- Born: 1974 (age 51–52) Reigate, Surrey, England
- Occupation: Broadcaster
- Website: www.philmercer.com

= Phil Mercer =

British radio presenter (born 1974)

Phil Mercer is an English radio presenter born in Reigate, Surrey. He currently presents the Breakfast Show on BBC Radio Berkshire.

==Career==
Mercer started in radio reading travel news for (the now defunct) AA Roadwatch in 1994. He then moved to Premier Radio to present first the overnight show, then Drivetime and Breakfast before moving into programme management.
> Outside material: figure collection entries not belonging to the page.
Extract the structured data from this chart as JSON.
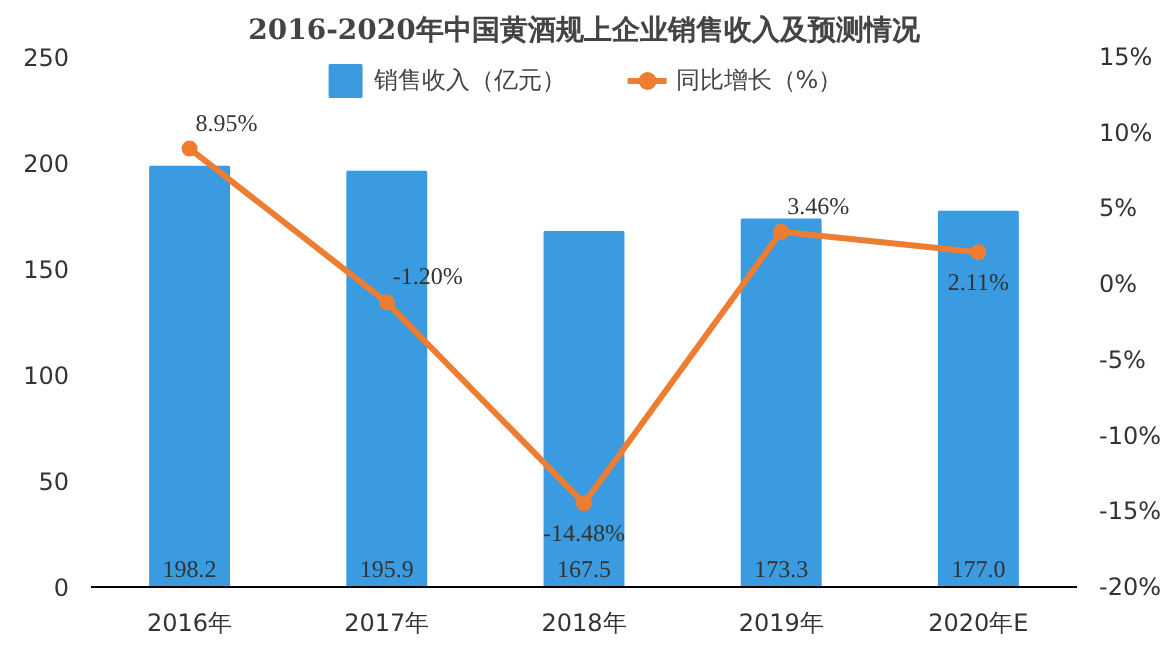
{
  "chart_data": {
    "type": "bar",
    "title": "2016-2020年中国黄酒规上企业销售收入及预测情况",
    "categories": [
      "2016年",
      "2017年",
      "2018年",
      "2019年",
      "2020年E"
    ],
    "series": [
      {
        "name": "销售收入（亿元）",
        "color": "#3a9be0",
        "values": [
          198.2,
          195.9,
          167.5,
          173.3,
          177.0
        ],
        "value_labels": [
          "198.2",
          "195.9",
          "167.5",
          "173.3",
          "177.0"
        ]
      },
      {
        "name": "同比增长（%）",
        "type": "line",
        "axis": "y2",
        "color": "#ed7d31",
        "marker": "circle",
        "values": [
          8.95,
          -1.2,
          -14.48,
          3.46,
          2.11
        ],
        "value_labels": [
          "8.95%",
          "-1.20%",
          "-14.48%",
          "3.46%",
          "2.11%"
        ]
      }
    ],
    "ylim": [
      0,
      250
    ],
    "yticks": [
      0,
      50,
      100,
      150,
      200,
      250
    ],
    "y2lim": [
      -20,
      15
    ],
    "y2ticks": [
      {
        "value": -20,
        "label": "-20%"
      },
      {
        "value": -15,
        "label": "-15%"
      },
      {
        "value": -10,
        "label": "-10%"
      },
      {
        "value": -5,
        "label": "-5%"
      },
      {
        "value": 0,
        "label": "0%"
      },
      {
        "value": 5,
        "label": "5%"
      },
      {
        "value": 10,
        "label": "10%"
      },
      {
        "value": 15,
        "label": "15%"
      }
    ],
    "grid": false,
    "legend": "top"
  }
}
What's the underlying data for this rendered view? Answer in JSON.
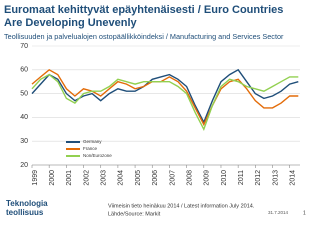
{
  "chart_data": {
    "type": "line",
    "title": "Euromaat kehittyvät epäyhtenäisesti / Euro Countries Are Developing Unevenly",
    "subtitle": "Teollisuuden ja palvelualojen ostopäällikköindeksi / Manufacturing and Services Sector",
    "x": [
      1999,
      1999.5,
      2000,
      2000.5,
      2001,
      2001.5,
      2002,
      2002.5,
      2003,
      2003.5,
      2004,
      2004.5,
      2005,
      2005.5,
      2006,
      2006.5,
      2007,
      2007.5,
      2008,
      2008.5,
      2009,
      2009.5,
      2010,
      2010.5,
      2011,
      2011.5,
      2012,
      2012.5,
      2013,
      2013.5,
      2014,
      2014.5
    ],
    "series": [
      {
        "name": "Germany",
        "color": "#1f4e79",
        "values": [
          50,
          54,
          58,
          56,
          50,
          47,
          49,
          50,
          47,
          50,
          52,
          51,
          51,
          53,
          56,
          57,
          58,
          56,
          53,
          45,
          38,
          47,
          55,
          58,
          60,
          55,
          50,
          48,
          49,
          51,
          54,
          55
        ]
      },
      {
        "name": "France",
        "color": "#e36c09",
        "values": [
          54,
          57,
          60,
          58,
          52,
          49,
          52,
          51,
          49,
          52,
          55,
          54,
          52,
          53,
          55,
          55,
          57,
          55,
          51,
          44,
          37,
          45,
          52,
          55,
          56,
          52,
          47,
          44,
          44,
          46,
          49,
          49
        ]
      },
      {
        "name": "Non/Eurozone",
        "color": "#92d050",
        "values": [
          52,
          56,
          58,
          55,
          48,
          46,
          50,
          51,
          51,
          53,
          56,
          55,
          54,
          55,
          55,
          55,
          55,
          53,
          50,
          42,
          35,
          45,
          53,
          56,
          55,
          53,
          52,
          51,
          53,
          55,
          57,
          57
        ]
      }
    ],
    "xlim": [
      1999,
      2014.6
    ],
    "xticks": [
      1999,
      2000,
      2001,
      2002,
      2003,
      2004,
      2005,
      2006,
      2007,
      2008,
      2009,
      2010,
      2011,
      2012,
      2013,
      2014
    ],
    "ylim": [
      20,
      70
    ],
    "yticks": [
      20,
      30,
      40,
      50,
      60,
      70
    ],
    "grid": true,
    "note": "Viimeisin tieto heinäkuu 2014 / Latest information July 2014.",
    "source": "Lähde/Source: Markit",
    "date": "31.7.2014",
    "page": "1",
    "logo": [
      "Teknologia",
      "teollisuus"
    ]
  }
}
After seven years at Premier, Mercer returned to travel news, working for trafficlink presenting radio bulletins for, among others Virgin, Classic FM and BBC Local Radio.

In 2004 Mercer joined BBC Radio Oxford as the Afternoon Show presenter and then and now presents the weekend breakfast show. He is a keen walker and leads regular countryside walks for the listeners. He has also reviewed movies for the Daytime show.

In April 2008 he made his first television debut for BBC Oxford News on BBC One.

For a time he presented the Sunday Gardening and Food show Garden Café with Sophie Grigson on BBC Radio Oxford.

In August 2024 he took over presenting the breakfast show for BBC Radio Berkshire.

==Personal life==
Mercer lives in Oxfordshire and apart from his walking he is an amateur photographer. He has his own biographical website and blog.